Does #pragma pack(n) apply to all the structures in a source code or it has to be applied to each structure separately ? It's not clear from the manual. In one place it says: "You can use #pragma pack(n) to make sure that any structures with unaligned data are packed." In other: "This pragma aligns members of a structure to the minimum of n"
The protocol layer may specify big endian. And not only that - the standard does define the location of the different bits.
For a normal PC-class program, that normally just means that an IPv4 address stored in a 32-bit integer must be processed with htonl() and ntohl() to make sure that the number ends up as the expected <n>.<n>.<n>.<n>.
But in the end, it's up to the driver layer and the compiler/library to make sure that you get valid structure data.
In your example, ip_hl and ip_v fits in a single byte. So if you look, everything but the 8-bit fields are already 16-bit aligned.

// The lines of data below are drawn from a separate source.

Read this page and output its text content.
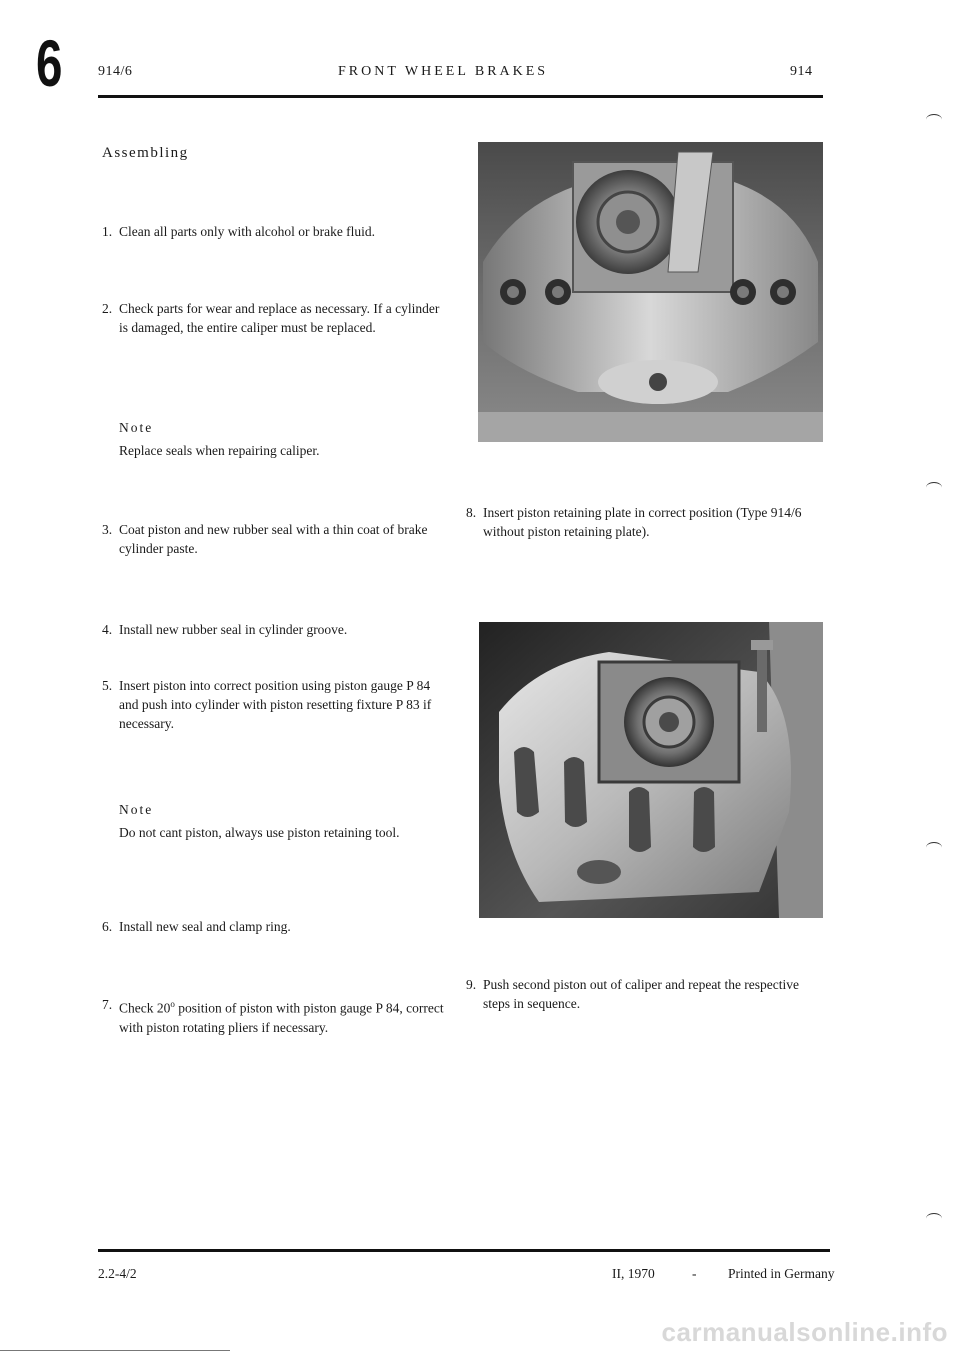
6	914/6	FRONT WHEEL BRAKES	914
Assembling
1. Clean all parts only with alcohol or brake fluid.
2. Check parts for wear and replace as necessary. If a cylinder is damaged, the entire caliper must be replaced.
Note
Replace seals when repairing caliper.
3. Coat piston and new rubber seal with a thin coat of brake cylinder paste.
4. Install new rubber seal in cylinder groove.
5. Insert piston into correct position using piston gauge P 84 and push into cylinder with piston resetting fixture P 83 if necessary.
Note
Do not cant piston, always use piston retaining tool.
6. Install new seal and clamp ring.
7. Check 20$^o$ position of piston with piston gauge P 84, correct with piston rotating pliers if necessary.
8. Insert piston retaining plate in correct position (Type 914/6 without piston retaining plate).
9. Push second piston out of caliper and repeat the respective steps in sequence.
2.2-4/2	II, 1970	- Printed in Germany
carmanualsonline.info
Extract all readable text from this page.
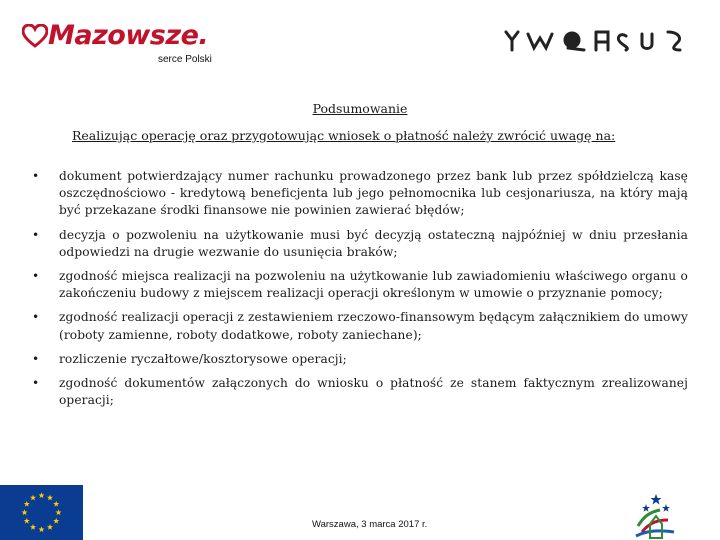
Mazowsze.
serce Polski
Podsumowanie
Realizując operację oraz przygotowując wniosek o płatność należy zwrócić uwagę na:
• dokument potwierdzający numer rachunku prowadzonego przez bank lub przez spółdzielczą kasę oszczędnościowo - kredytową beneficjenta lub jego pełnomocnika lub cesjonariusza, na który mają być przekazane środki finansowe nie powinien zawierać błędów;
• decyzja o pozwoleniu na użytkowanie musi być decyzją ostateczną najpóźniej w dniu przesłania odpowiedzi na drugie wezwanie do usunięcia braków;
• zgodność miejsca realizacji na pozwoleniu na użytkowanie lub zawiadomieniu właściwego organu o zakończeniu budowy z miejscem realizacji operacji określonym w umowie o przyznanie pomocy;
• zgodność realizacji operacji z zestawieniem rzeczowo-finansowym będącym załącznikiem do umowy (roboty zamienne, roboty dodatkowe, roboty zaniechane);
• rozliczenie ryczałtowe/kosztorysowe operacji;
• zgodność dokumentów załączonych do wniosku o płatność ze stanem faktycznym zrealizowanej operacji;
Warszawa, 3 marca 2017 r.
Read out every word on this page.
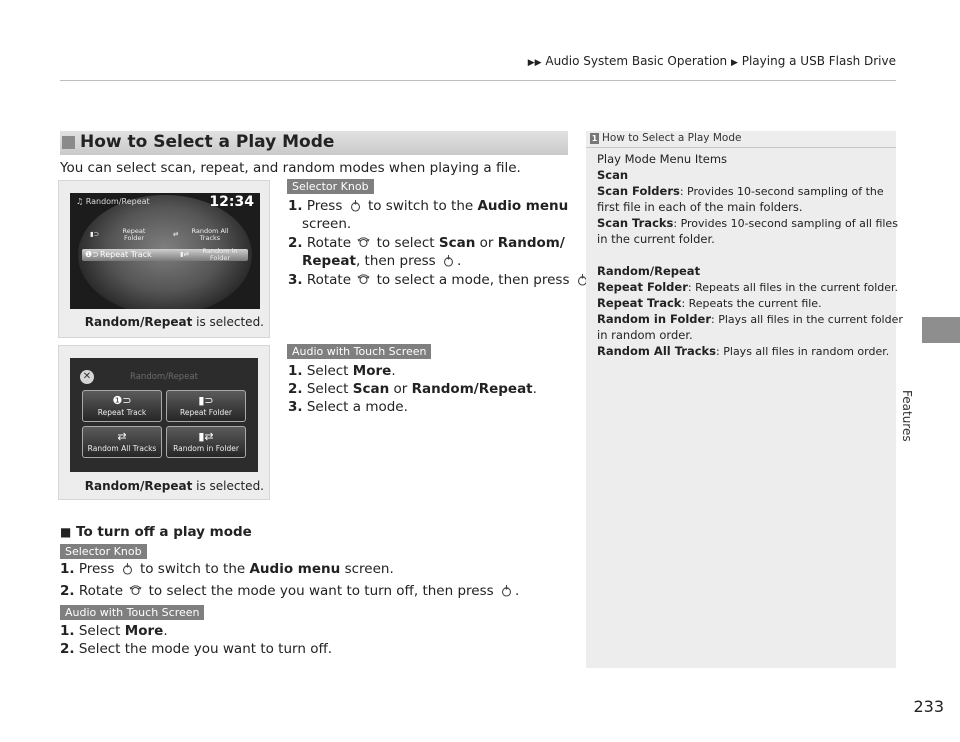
▶▶ Audio System Basic Operation ▶ Playing a USB Flash Drive
Features
233
How to Select a Play Mode
You can select scan, repeat, and random modes when playing a file.
♫ Random/Repeat	12:34
▮⊃	Repeat
Folder	⇄ Random All
Tracks
❶⊃ Repeat Track	▮⇄	Random in
Folder
Random/Repeat is selected.
Selector Knob
1. Press to switch to the Audio menu
screen.
2. Rotate to select Scan or Random/
Repeat, then press .
3. Rotate to select a mode, then press
✕	Random/Repeat
❶⊃
Repeat Track
▮⊃
Repeat Folder
⇄
Random All Tracks
▮⇄
Random in Folder
Random/Repeat is selected.
Audio with Touch Screen
1. Select More.
2. Select Scan or Random/Repeat.
3. Select a mode.
■ To turn off a play mode
Selector Knob
1. Press to switch to the Audio menu screen.
2. Rotate to select the mode you want to turn off, then press .
Audio with Touch Screen
1. Select More.
2. Select the mode you want to turn off.
1 How to Select a Play Mode
Play Mode Menu Items
Scan
Scan Folders: Provides 10-second sampling of the
first file in each of the main folders.
Scan Tracks: Provides 10-second sampling of all files
in the current folder.
Random/Repeat
Repeat Folder: Repeats all files in the current folder.
Repeat Track: Repeats the current file.
Random in Folder: Plays all files in the current folder
in random order.
Random All Tracks: Plays all files in random order.
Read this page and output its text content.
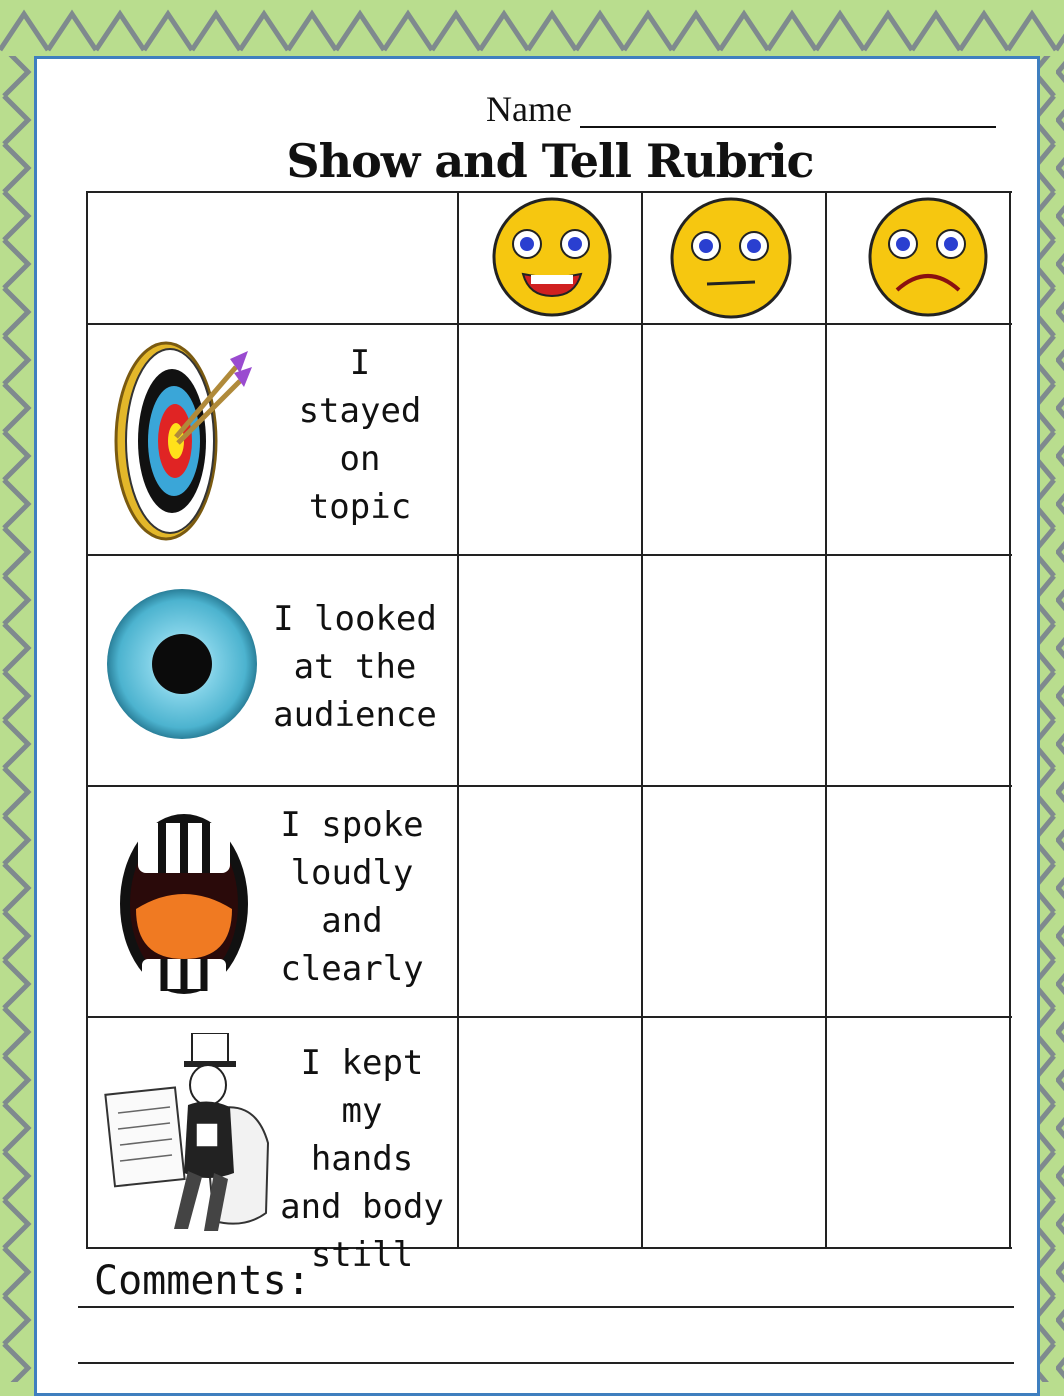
Name
Show and Tell Rubric
I
stayed
on
topic
I looked
at the
audience
I spoke
loudly
and
clearly
I kept my
hands
and body
still
Comments:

And there are 12 bytes when you reach the two structures so they are 32-bit aligned.
The network card sends out the data byte-by-byte. So an 8-bit field isn't a problem to send and receive on the other end. It's fields that are larger than a single byte that are problematic since the network card can send them out byte-by-byte but the meaning of the high and low bytes can be swapped. That is why the standard have defined a "network byte order" and you have functions to perform conditional byte-reversals of 16-bit and 32-bit integers. So the code calls these functions without knowing if any byte-reversal will take place or not - the runtime library will do the required work.
But no byte swap is needed for an array of bytes - and your examples can be seen as two arrays of two bytes each.